No período seguinte (Figura 5), nota-se que o intercâmbio com a região Nordeste
continuou sendo um grande destaque, juntamente com as trocas líquidas mais próximas da
RMSP. A maioria dos saldos é positiva para São Paulo, mas se percebe algumas regiões do
Nordeste com ganho líquido, casos do Ceará e Rio Grande do Norte. Também se destacam
os saldos da RMSP para microrregiões a oeste e sul, embora neste período tenha ocorrido
um encurtamento das distâncias, ou seja, o raio de abrangências dos fluxos diminuiu.
Figura 4 - Mapa dos saldos migratórios entre pares de microrregiões do estado de São
Paulo e o restante do Brasil – 1986-1991
De forma geral, entre os dois períodos, a RMSP apresentou um enfraquecimento de
suas trocas populacionais, apesar desta ainda ser o maior ponto de redistribuição espacial da
população brasileira. Os fluxos com o Nordeste são muito significativos, mas perderam
força e tiveram o leque de microrregiões envolvidas mais rarefeito. Além disso, uma outra
tendência parece se delinear, pois algumas regiões do Nordeste já apresentam saldos
líquidos positivos com São Paulo, provavelmente relacionados à migração de retorno.
Figura 5 - Mapa dos saldos migratórios entre pares de microrregiões do estado de São
Paulo e o restante do Brasil – 1995-2000
A diminuição nas trocas de população da maior metrópole brasileira ocorreu
também nas direções oeste e sul e, como no período anterior, nestes casos a RMSP é a
grande perdedora líquida de população. Evidentemente, em menor medida, há intercâmbio
também com outras áreas mais próximas, como Minas Gerais, Rio de Janeiro e Espírito
Santo, principalmente.
Figura 6 - Mapa dos saldos migratórios entre pares de microrregiões do do Brasil (exceto o
estado de São Paulo) – 1986-1991
Os mapas seguintes (figuras 6 e 7) mostram a distribuição espacial dos saldos
líquidos entre as outras microrregiões do País, isto é, exceto São Paulo, para os dois
períodos considerados, respectivamente. Em relação ao primeiro período, observa-se que,
em sua grande maioria, os saldos se referem a trocas populacionais que envolvem as
microrregiões das capitais, ou pólos regionais importantes. Em grande parte, estes saldos
são favoráveis aos pólos, constituindo o que se poderia denominar de fluxos regionais.
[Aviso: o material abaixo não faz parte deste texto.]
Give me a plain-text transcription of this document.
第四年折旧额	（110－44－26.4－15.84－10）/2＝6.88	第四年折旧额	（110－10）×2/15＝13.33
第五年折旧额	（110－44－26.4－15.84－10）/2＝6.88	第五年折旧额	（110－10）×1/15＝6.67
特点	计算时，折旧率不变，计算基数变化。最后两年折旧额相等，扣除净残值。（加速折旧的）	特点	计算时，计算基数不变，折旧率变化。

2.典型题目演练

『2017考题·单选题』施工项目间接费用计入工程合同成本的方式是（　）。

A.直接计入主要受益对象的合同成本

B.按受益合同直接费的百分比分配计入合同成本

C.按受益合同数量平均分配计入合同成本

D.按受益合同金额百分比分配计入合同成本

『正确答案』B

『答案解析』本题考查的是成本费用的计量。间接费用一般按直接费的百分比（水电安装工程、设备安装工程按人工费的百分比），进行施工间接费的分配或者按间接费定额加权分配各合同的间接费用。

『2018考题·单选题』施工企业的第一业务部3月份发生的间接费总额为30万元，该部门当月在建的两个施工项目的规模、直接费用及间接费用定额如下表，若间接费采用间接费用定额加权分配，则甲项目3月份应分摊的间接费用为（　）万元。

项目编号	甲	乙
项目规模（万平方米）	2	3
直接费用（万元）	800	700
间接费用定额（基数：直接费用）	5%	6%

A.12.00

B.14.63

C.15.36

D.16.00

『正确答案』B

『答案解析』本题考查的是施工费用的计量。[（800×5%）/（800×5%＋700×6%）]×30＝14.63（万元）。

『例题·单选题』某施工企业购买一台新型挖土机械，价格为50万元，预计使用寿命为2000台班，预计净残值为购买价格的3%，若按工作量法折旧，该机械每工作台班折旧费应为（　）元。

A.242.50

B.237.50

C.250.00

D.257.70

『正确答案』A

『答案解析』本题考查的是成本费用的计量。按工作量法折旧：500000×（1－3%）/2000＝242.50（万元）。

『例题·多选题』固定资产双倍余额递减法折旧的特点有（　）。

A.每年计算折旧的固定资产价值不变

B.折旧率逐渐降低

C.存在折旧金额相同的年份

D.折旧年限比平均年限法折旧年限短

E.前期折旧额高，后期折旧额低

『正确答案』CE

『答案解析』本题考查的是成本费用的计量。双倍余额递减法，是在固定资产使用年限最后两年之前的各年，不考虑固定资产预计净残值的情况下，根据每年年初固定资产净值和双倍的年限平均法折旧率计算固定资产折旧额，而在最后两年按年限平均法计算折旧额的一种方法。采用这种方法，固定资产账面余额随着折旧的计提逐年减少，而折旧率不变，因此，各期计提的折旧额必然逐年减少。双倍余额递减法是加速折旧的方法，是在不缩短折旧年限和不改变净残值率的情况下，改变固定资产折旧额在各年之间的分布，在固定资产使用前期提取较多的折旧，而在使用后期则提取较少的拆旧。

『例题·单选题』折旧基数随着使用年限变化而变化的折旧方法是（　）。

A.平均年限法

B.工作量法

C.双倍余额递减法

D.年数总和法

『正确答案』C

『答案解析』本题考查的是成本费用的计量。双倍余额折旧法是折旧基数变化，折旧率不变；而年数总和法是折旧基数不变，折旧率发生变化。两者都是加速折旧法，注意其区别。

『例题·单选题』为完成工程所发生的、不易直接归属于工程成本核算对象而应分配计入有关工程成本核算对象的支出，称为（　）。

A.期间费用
Figura 7 - Mapa dos saldos migratórios entre pares de microrregiões do do Brasil (exceto o
estado de São Paulo) – 1995-2000
O Distrito Federal desponta com dois tipos de trocas populacionais, isto é, há perdas
com algumas regiões e ganhos em relação a outras. No primeiro caso, os migrantes se
dirigiram, predominantemente, para as áreas vizinhas à oeste, no estado de Goiás (o maior
saldo líquido negativo do período, quando se exclui São Paulo), e também para a região de
Goiânia. Em contrapartida, a capital do País também apresentou ganhos líquidos de
população com áreas distantes, como a metrópole do Rio de Janeiro e, principalmente, com
estados da porção setentrional do Nordeste. A resultante destes dois tipos de perdas e
ganhos foi um saldo migratório global positivo de quase 40 mil pessoas no Distrito Federal.
A região de Goiânia, por sua vez, apresentou dois tipos de padrões espaciais, no
período 1986-1991. As áreas de procedência de muitas das trocas que resultaram em
ganhos líquidos de população coincidem com os mesmos estados nordestinos que perdem
população para o Distrito Federal, além de trocas mais significativas do que este último
envolvendo regiões do Tocantins e do Pará. Por outro lado, a aglomeração de Goiânia
também se destaca pela regionalização de seus fluxos migratórios, isto é, ela também
desenvolve um padrão espacial centrípeto típico dos grandes pólos regionais brasileiros,
que atraem população de grande parte de seus próprios estados.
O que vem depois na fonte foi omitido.